Jeff Halpern, Kyle Chipchura, Boyd Gordon, Marty Reasoner and David Steckel can all kill penalties, take tough draws and do just about everything you could ask from a fourth line center. Most of these players can provide a decent amount of offense for fourth liners, which is a plus given how little goal-scoring the Canes got out of their fourth line last year. The only one who struggled to put up points was Halpern but he was exceptional at driving the play so that helped make up for it. I also wouldn't overlook Scott Gomez as someone for the bottom-six either. Gomez might be the laughing stock of Twitter, but he is not a bad player and can be effective as a third or fourth line center plus help on the power play. I don't think he is the most desirable target for the Canes since they are looking for more of a PK specialist, but you could do a lot worse. 

The fourth line isn't going to make or break the team, but I still think it would be best for the Canes to avoid players who don't do much to drive the play at even strength or contribute in other areas. This means guys like Jerred Smithson, Craig Adams, Ryan Jones, Eric Nystrom, Chuck Kobasew & Ruslan Fedotenko can probably be crossed of the list since they were crushed defensively while not doing much to help in other areas.

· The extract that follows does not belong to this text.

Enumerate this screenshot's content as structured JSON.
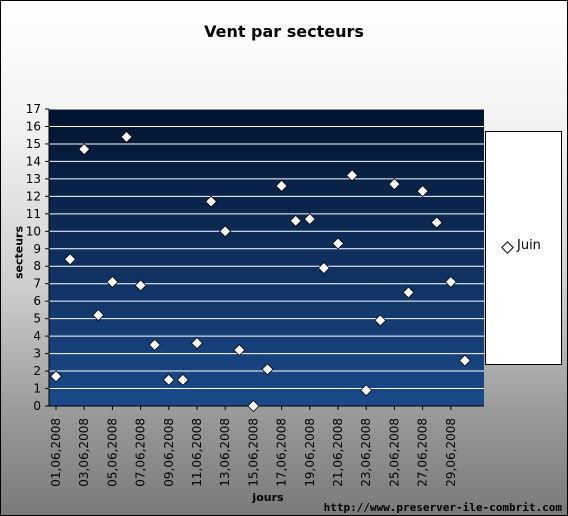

The Hurricanes went into last season composing their bottom-six of leftover parts from the other lines and paid for it throughout the year. Therefore, I expect them to pay more attention to constructing their third and fourth lines this season and make some noise in free agency to help out. They don't have a lot of cap space, but they don't need to spend a lot for third and fourth liners if they're smart about it. Whether they want to add more size or skill in their bottom-six, they should focus on acquiring players who can improve the team's even strength play and contribute in other areas, as well.